I've often wondered why Fred Franzia doesn't just pony up $5 million for the department of viticulture and enology at UC Davis so his name can go on the school's new teaching and research winery. That would put him in the same neighborhood with the Robert and Magrit Mondavi Center for the Performing Arts and the Robert Mondavi Institute for Wine and Food Science, thereby raising in prestige Franzia's home territory, California's Central Valley. He may yet. For sure, Franzia seems to be warming up to the Sacramento area, to judge by this startling article from the trade magazine Wines & Vines.
In short, consultants to Franzia's Bronco Wine Company, long based in Ceres, have indicated to County of Sacramento authorities that winery officials are thinking of building a new production facility, possibly in the county's southwest reaches. Thus their appearance at a public hearing convened by county planners earlier this month to discuss a proposed new winery ordinance.
Bronco, as writer Jon Tourney notes in the Wines & Vines article, is the fourth largest winery in the nation, producing 12 million cases per year. With 40,000 vineyard acres, Bronco is the largest wine-grape grower in the state. Its dozens of wine brands inclue Napa Creek Winery, ForestVille Vineyard and Salmon Creek Cellars, but it is best known for wines under the label of Charles Shaw, better known as "Two Buck Chuck," sold exclusively through the Trader Joe's chain of specialty markets.

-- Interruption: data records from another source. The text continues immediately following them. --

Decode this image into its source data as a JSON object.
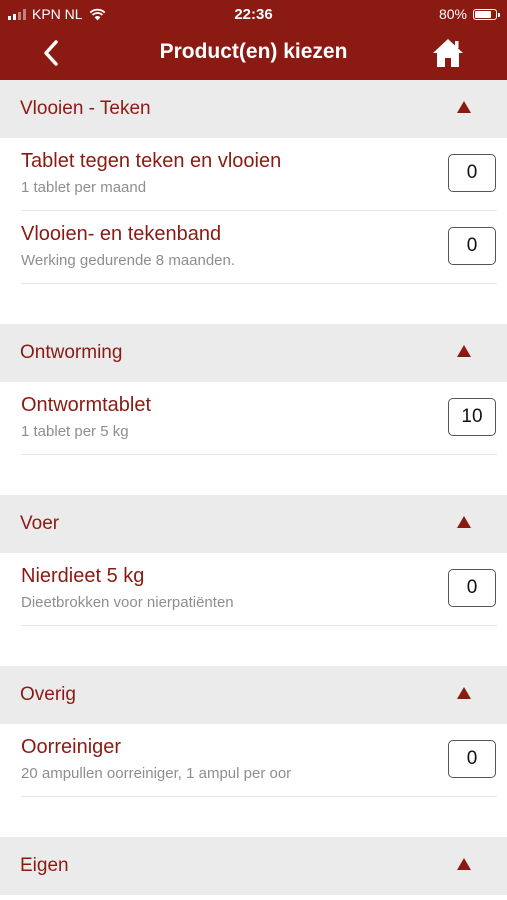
{
  "status_bar": {
    "carrier": "KPN NL",
    "time": "22:36",
    "battery": "80%",
    "battery_level": 0.8
  },
  "nav": {
    "title": "Product(en) kiezen"
  },
  "sections": [
    {
      "title": "Vlooien - Teken",
      "items": [
        {
          "name": "Tablet tegen teken en vlooien",
          "desc": "1 tablet per maand",
          "qty": "0"
        },
        {
          "name": "Vlooien- en tekenband",
          "desc": "Werking gedurende 8 maanden.",
          "qty": "0"
        }
      ]
    },
    {
      "title": "Ontworming",
      "items": [
        {
          "name": "Ontwormtablet",
          "desc": "1 tablet per 5 kg",
          "qty": "10"
        }
      ]
    },
    {
      "title": "Voer",
      "items": [
        {
          "name": "Nierdieet 5 kg",
          "desc": "Dieetbrokken voor nierpatiënten",
          "qty": "0"
        }
      ]
    },
    {
      "title": "Overig",
      "items": [
        {
          "name": "Oorreiniger",
          "desc": "20 ampullen oorreiniger, 1 ampul per oor",
          "qty": "0"
        }
      ]
    },
    {
      "title": "Eigen",
      "items": []
    }
  ],
  "icons": {
    "back": "chevron-left-icon",
    "home": "home-icon",
    "collapse": "triangle-up-icon",
    "wifi": "wifi-icon",
    "signal": "signal-icon",
    "battery": "battery-icon"
  },
  "colors": {
    "brand": "#8b1a13",
    "section_bg": "#ebebeb",
    "desc_text": "#8e8e8e"
  }
}
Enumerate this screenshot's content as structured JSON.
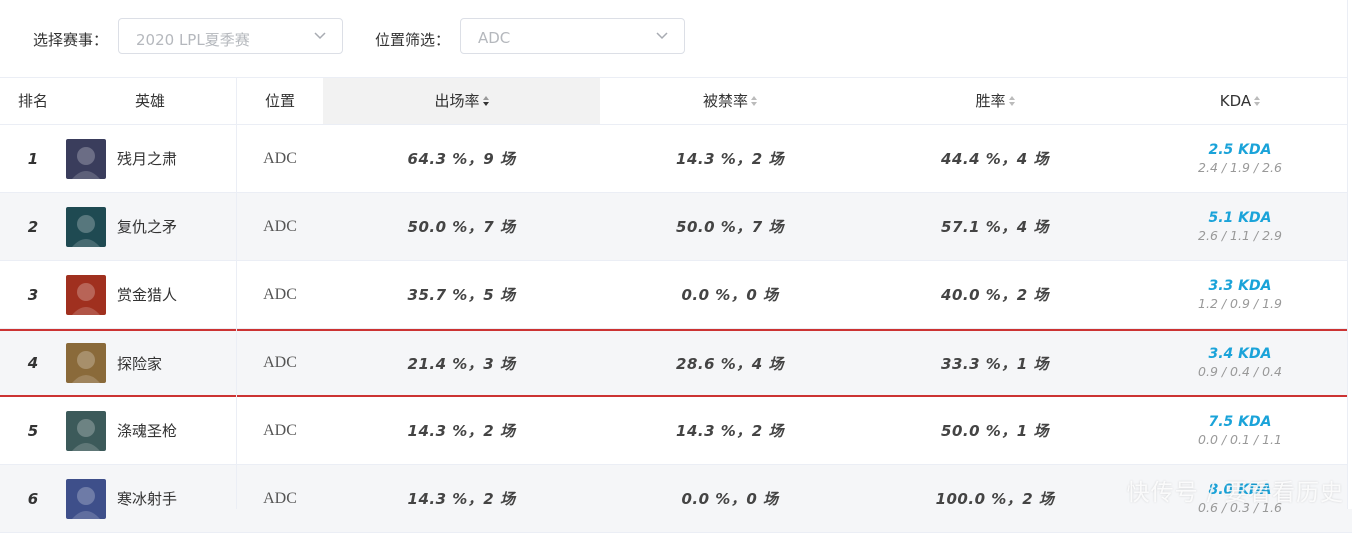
{
  "filters": {
    "event_label": "选择赛事：",
    "event_value": "2020 LPL夏季赛",
    "position_label": "位置筛选：",
    "position_value": "ADC"
  },
  "table": {
    "headers": {
      "rank": "排名",
      "hero": "英雄",
      "position": "位置",
      "pick_rate": "出场率",
      "ban_rate": "被禁率",
      "win_rate": "胜率",
      "kda": "KDA"
    },
    "rows": [
      {
        "rank": "1",
        "hero": "残月之肃",
        "position": "ADC",
        "pick": "64.3 %，",
        "pick_games": "9 场",
        "ban": "14.3 %，",
        "ban_games": "2 场",
        "win": "44.4 %，",
        "win_games": "4 场",
        "kda": "2.5 KDA",
        "kda_detail": "2.4 / 1.9 / 2.6",
        "avatar_color": "#3a3d5c"
      },
      {
        "rank": "2",
        "hero": "复仇之矛",
        "position": "ADC",
        "pick": "50.0 %，",
        "pick_games": "7 场",
        "ban": "50.0 %，",
        "ban_games": "7 场",
        "win": "57.1 %，",
        "win_games": "4 场",
        "kda": "5.1 KDA",
        "kda_detail": "2.6 / 1.1 / 2.9",
        "avatar_color": "#1f4a52"
      },
      {
        "rank": "3",
        "hero": "赏金猎人",
        "position": "ADC",
        "pick": "35.7 %，",
        "pick_games": "5 场",
        "ban": "0.0 %，",
        "ban_games": "0 场",
        "win": "40.0 %，",
        "win_games": "2 场",
        "kda": "3.3 KDA",
        "kda_detail": "1.2 / 0.9 / 1.9",
        "avatar_color": "#a0301f"
      },
      {
        "rank": "4",
        "hero": "探险家",
        "position": "ADC",
        "pick": "21.4 %，",
        "pick_games": "3 场",
        "ban": "28.6 %，",
        "ban_games": "4 场",
        "win": "33.3 %，",
        "win_games": "1 场",
        "kda": "3.4 KDA",
        "kda_detail": "0.9 / 0.4 / 0.4",
        "avatar_color": "#8a6a3a"
      },
      {
        "rank": "5",
        "hero": "涤魂圣枪",
        "position": "ADC",
        "pick": "14.3 %，",
        "pick_games": "2 场",
        "ban": "14.3 %，",
        "ban_games": "2 场",
        "win": "50.0 %，",
        "win_games": "1 场",
        "kda": "7.5 KDA",
        "kda_detail": "0.0 / 0.1 / 1.1",
        "avatar_color": "#3c5a5a"
      },
      {
        "rank": "6",
        "hero": "寒冰射手",
        "position": "ADC",
        "pick": "14.3 %，",
        "pick_games": "2 场",
        "ban": "0.0 %，",
        "ban_games": "0 场",
        "win": "100.0 %，",
        "win_games": "2 场",
        "kda": "8.0 KDA",
        "kda_detail": "0.6 / 0.3 / 1.6",
        "avatar_color": "#3e4f8a"
      }
    ]
  },
  "watermark": "快传号 / 要看看历史"
}
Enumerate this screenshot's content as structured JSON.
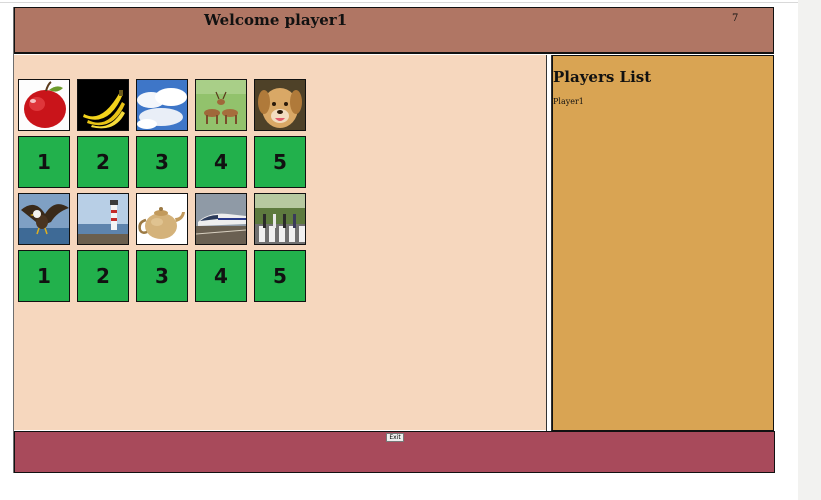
{
  "header": {
    "welcome": "Welcome player1",
    "counter": "7"
  },
  "sidebar": {
    "title": "Players List",
    "players": [
      "Player1"
    ]
  },
  "rows": [
    {
      "images": [
        "apple",
        "bananas",
        "sky-clouds",
        "deer",
        "dog"
      ],
      "numbers": [
        "1",
        "2",
        "3",
        "4",
        "5"
      ]
    },
    {
      "images": [
        "eagle",
        "lighthouse",
        "teapot",
        "train",
        "crosswalk"
      ],
      "numbers": [
        "1",
        "2",
        "3",
        "4",
        "5"
      ]
    }
  ],
  "footer": {
    "exit_label": "Exit"
  },
  "colors": {
    "header": "#b07664",
    "main": "#f6d7be",
    "sidebar": "#d9a453",
    "footer": "#a84a5b",
    "number_tile": "#22b14c"
  }
}
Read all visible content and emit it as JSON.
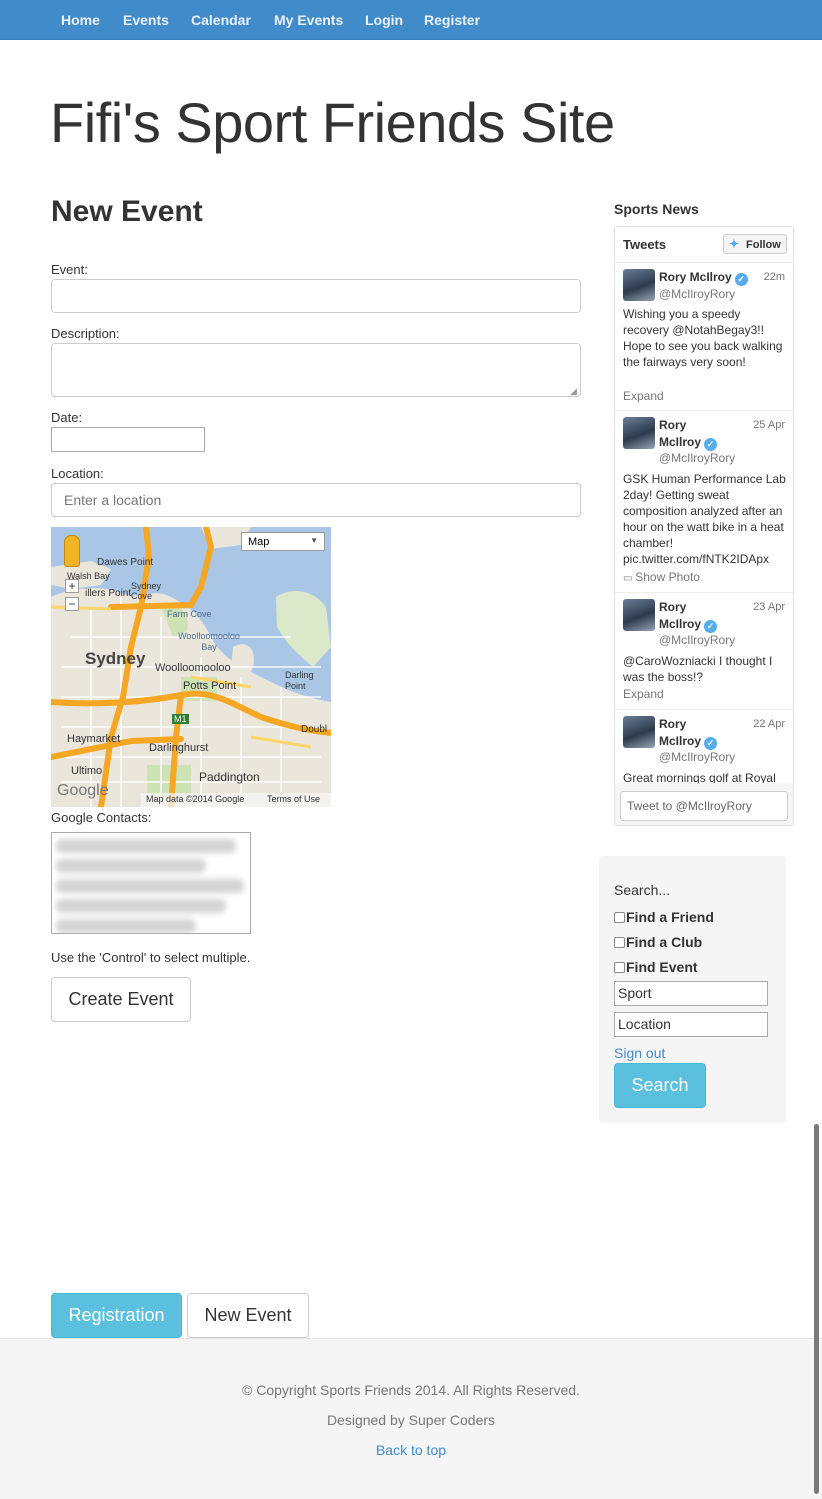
{
  "nav": {
    "items": [
      "Home",
      "Events",
      "Calendar",
      "My Events",
      "Login",
      "Register"
    ]
  },
  "site_title": "Fifi's Sport Friends Site",
  "form": {
    "heading": "New Event",
    "event_label": "Event:",
    "event_value": "",
    "description_label": "Description:",
    "description_value": "",
    "date_label": "Date:",
    "date_value": "",
    "location_label": "Location:",
    "location_placeholder": "Enter a location",
    "map": {
      "type_select": "Map",
      "zoom_in": "+",
      "zoom_out": "−",
      "labels": {
        "sydney": "Sydney",
        "dawes_point": "Dawes Point",
        "sydney_cove": "Sydney Cove",
        "millers_point": "illers Point",
        "walsh_bay": "Walsh Bay",
        "farm_cove": "Farm Cove",
        "woolloomooloo_bay": "Woolloomooloo Bay",
        "woolloomooloo": "Woolloomooloo",
        "potts_point": "Potts Point",
        "darling_point": "Darling Point",
        "haymarket": "Haymarket",
        "darlinghurst": "Darlinghurst",
        "paddington": "Paddington",
        "ultimo": "Ultimo",
        "double_bay": "Doubl",
        "m1": "M1",
        "logo": "Google",
        "map_data": "Map data ©2014 Google",
        "terms": "Terms of Use"
      }
    },
    "contacts_label": "Google Contacts:",
    "hint": "Use the 'Control' to select multiple.",
    "submit_label": "Create Event"
  },
  "twitter": {
    "section_title": "Sports News",
    "header": "Tweets",
    "follow_label": "Follow",
    "compose_placeholder": "Tweet to @McIlroyRory",
    "tweets": [
      {
        "name": "Rory McIlroy",
        "handle": "@McIlroyRory",
        "time": "22m",
        "text": "Wishing you a speedy recovery @NotahBegay3!! Hope to see you back walking the fairways very soon!",
        "action": "Expand"
      },
      {
        "name": "Rory McIlroy",
        "handle": "@McIlroyRory",
        "time": "25 Apr",
        "text": "GSK Human Performance Lab 2day! Getting sweat composition analyzed after an hour on the watt bike in a heat chamber! pic.twitter.com/fNTK2IDApx",
        "action": "Show Photo"
      },
      {
        "name": "Rory McIlroy",
        "handle": "@McIlroyRory",
        "time": "23 Apr",
        "text": "@CaroWozniacki I thought I was the boss!? ",
        "action": "Expand"
      },
      {
        "name": "Rory McIlroy",
        "handle": "@McIlroyRory",
        "time": "22 Apr",
        "text": "Great mornings golf at Royal",
        "action": ""
      }
    ]
  },
  "search": {
    "label": "Search...",
    "checks": [
      "Find a Friend",
      "Find a Club",
      "Find Event"
    ],
    "sport_value": "Sport",
    "location_value": "Location",
    "signout_label": "Sign out",
    "button_label": "Search"
  },
  "bottom_buttons": {
    "registration": "Registration",
    "new_event": "New Event"
  },
  "footer": {
    "copyright": "© Copyright Sports Friends 2014. All Rights Reserved.",
    "designed_by": "Designed by Super Coders",
    "back_to_top": "Back to top"
  }
}
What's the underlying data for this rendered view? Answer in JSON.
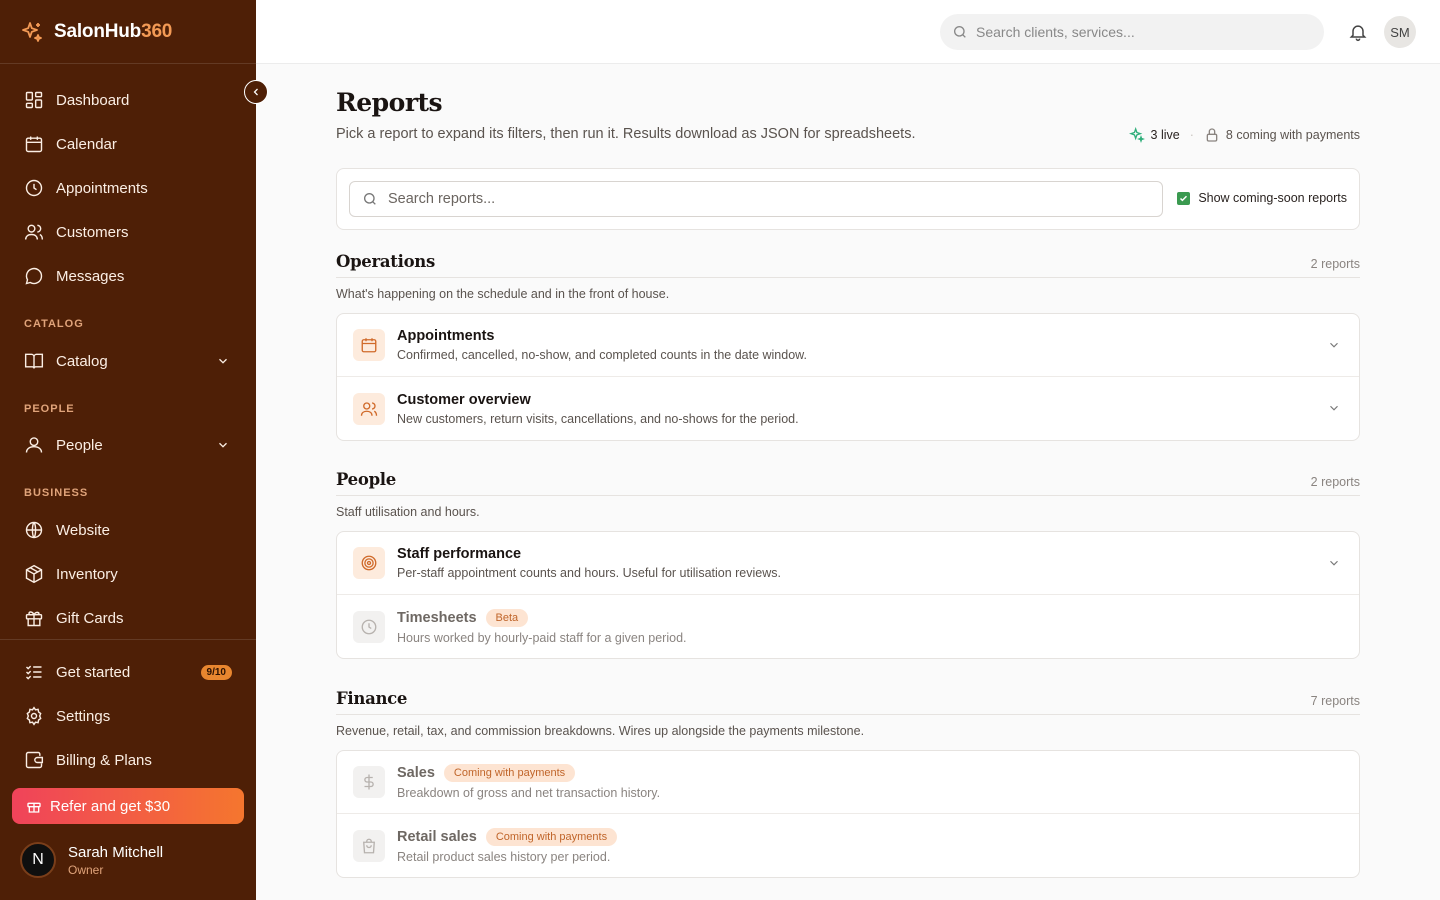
{
  "brand": {
    "name_main": "SalonHub",
    "name_accent": "360"
  },
  "sidebar": {
    "primary": [
      {
        "label": "Dashboard",
        "icon": "dashboard-icon"
      },
      {
        "label": "Calendar",
        "icon": "calendar-icon"
      },
      {
        "label": "Appointments",
        "icon": "clock-icon"
      },
      {
        "label": "Customers",
        "icon": "users-icon"
      },
      {
        "label": "Messages",
        "icon": "message-icon"
      }
    ],
    "sections": {
      "catalog": "CATALOG",
      "people": "PEOPLE",
      "business": "BUSINESS"
    },
    "catalog_item": "Catalog",
    "people_item": "People",
    "business_items": [
      {
        "label": "Website",
        "icon": "globe-icon"
      },
      {
        "label": "Inventory",
        "icon": "box-icon"
      },
      {
        "label": "Gift Cards",
        "icon": "gift-icon"
      }
    ],
    "bottom_items": [
      {
        "label": "Get started",
        "badge": "9/10"
      },
      {
        "label": "Settings"
      },
      {
        "label": "Billing & Plans"
      }
    ],
    "refer_label": "Refer and get $30",
    "user": {
      "initial": "N",
      "name": "Sarah Mitchell",
      "role": "Owner"
    }
  },
  "topbar": {
    "search_placeholder": "Search clients, services...",
    "avatar_initials": "SM"
  },
  "page": {
    "title": "Reports",
    "subtitle": "Pick a report to expand its filters, then run it. Results download as JSON for spreadsheets.",
    "live_count": "3 live",
    "coming_count": "8 coming with payments",
    "report_search_placeholder": "Search reports...",
    "show_coming_soon_label": "Show coming-soon reports"
  },
  "sections": [
    {
      "title": "Operations",
      "count": "2 reports",
      "desc": "What's happening on the schedule and in the front of house.",
      "reports": [
        {
          "title": "Appointments",
          "desc": "Confirmed, cancelled, no-show, and completed counts in the date window."
        },
        {
          "title": "Customer overview",
          "desc": "New customers, return visits, cancellations, and no-shows for the period."
        }
      ]
    },
    {
      "title": "People",
      "count": "2 reports",
      "desc": "Staff utilisation and hours.",
      "reports": [
        {
          "title": "Staff performance",
          "desc": "Per-staff appointment counts and hours. Useful for utilisation reviews."
        },
        {
          "title": "Timesheets",
          "badge": "Beta",
          "desc": "Hours worked by hourly-paid staff for a given period."
        }
      ]
    },
    {
      "title": "Finance",
      "count": "7 reports",
      "desc": "Revenue, retail, tax, and commission breakdowns. Wires up alongside the payments milestone.",
      "reports": [
        {
          "title": "Sales",
          "badge": "Coming with payments",
          "desc": "Breakdown of gross and net transaction history."
        },
        {
          "title": "Retail sales",
          "badge": "Coming with payments",
          "desc": "Retail product sales history per period."
        }
      ]
    }
  ],
  "colors": {
    "sidebar_bg": "#4e1f06",
    "accent": "#f39a55",
    "refer_gradient": [
      "#f0435a",
      "#f5762e"
    ],
    "live_icon": "#2fae7a"
  }
}
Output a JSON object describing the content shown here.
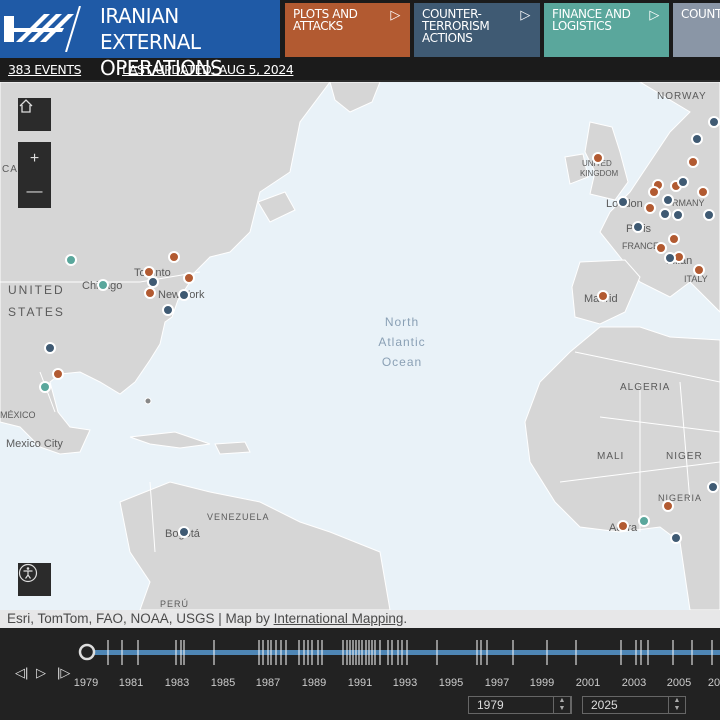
{
  "header": {
    "title_line1": "IRANIAN EXTERNAL",
    "title_line2": "OPERATIONS",
    "event_count": "383 EVENTS",
    "last_updated": "LAST UPDATED: AUG 5, 2024"
  },
  "categories": [
    {
      "label": "PLOTS AND ATTACKS",
      "color": "#b25a31"
    },
    {
      "label": "COUNTER-TERRORISM ACTIONS",
      "color": "#3f5a73"
    },
    {
      "label": "FINANCE AND LOGISTICS",
      "color": "#5aa79c"
    },
    {
      "label": "COUNTR",
      "color": "#8a96a6"
    }
  ],
  "icons": {
    "home": "home-icon",
    "zoom_in": "plus-icon",
    "zoom_out": "minus-icon",
    "accessibility": "accessibility-icon",
    "prev": "step-back-icon",
    "play": "play-icon",
    "next": "step-forward-icon"
  },
  "map": {
    "ocean_label_1": "North",
    "ocean_label_2": "Atlantic",
    "ocean_label_3": "Ocean",
    "place_labels": [
      "NORWAY",
      "UNITED",
      "KINGDOM",
      "London",
      "RMANY",
      "Paris",
      "FRANCE",
      "Milan",
      "ITALY",
      "Madrid",
      "ALGERIA",
      "MALI",
      "NIGER",
      "NIGERIA",
      "Accra",
      "CA",
      "UNITED",
      "STATES",
      "Toronto",
      "Chicago",
      "New York",
      "MÉXICO",
      "Mexico City",
      "VENEZUELA",
      "Bogotá",
      "PERÚ"
    ],
    "attribution": "Esri, TomTom, FAO, NOAA, USGS | Map by ",
    "attribution_link": "International Mapping",
    "attribution_end": "."
  },
  "timeline": {
    "years": [
      "1979",
      "1981",
      "1983",
      "1985",
      "1987",
      "1989",
      "1991",
      "1993",
      "1995",
      "1997",
      "1999",
      "2001",
      "2003",
      "2005",
      "20"
    ],
    "start_year": "1979",
    "end_year": "2025"
  }
}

Of nearly 20,000 acres of wine grapes cultivated in Sacramento County, Bronco owns 1,000, concentrated in the Herald area east of Galt, in the shadows of the mothballed Rancho Seco nuclear power plant, whose twin cooling towers could house Bronco's biggest fermentation tanks yet, though no one has suggested that. Indeed, beyond indications that Bronco is looking at building a new production facility, no one with the company would discuss the proposal with Wines & Vines.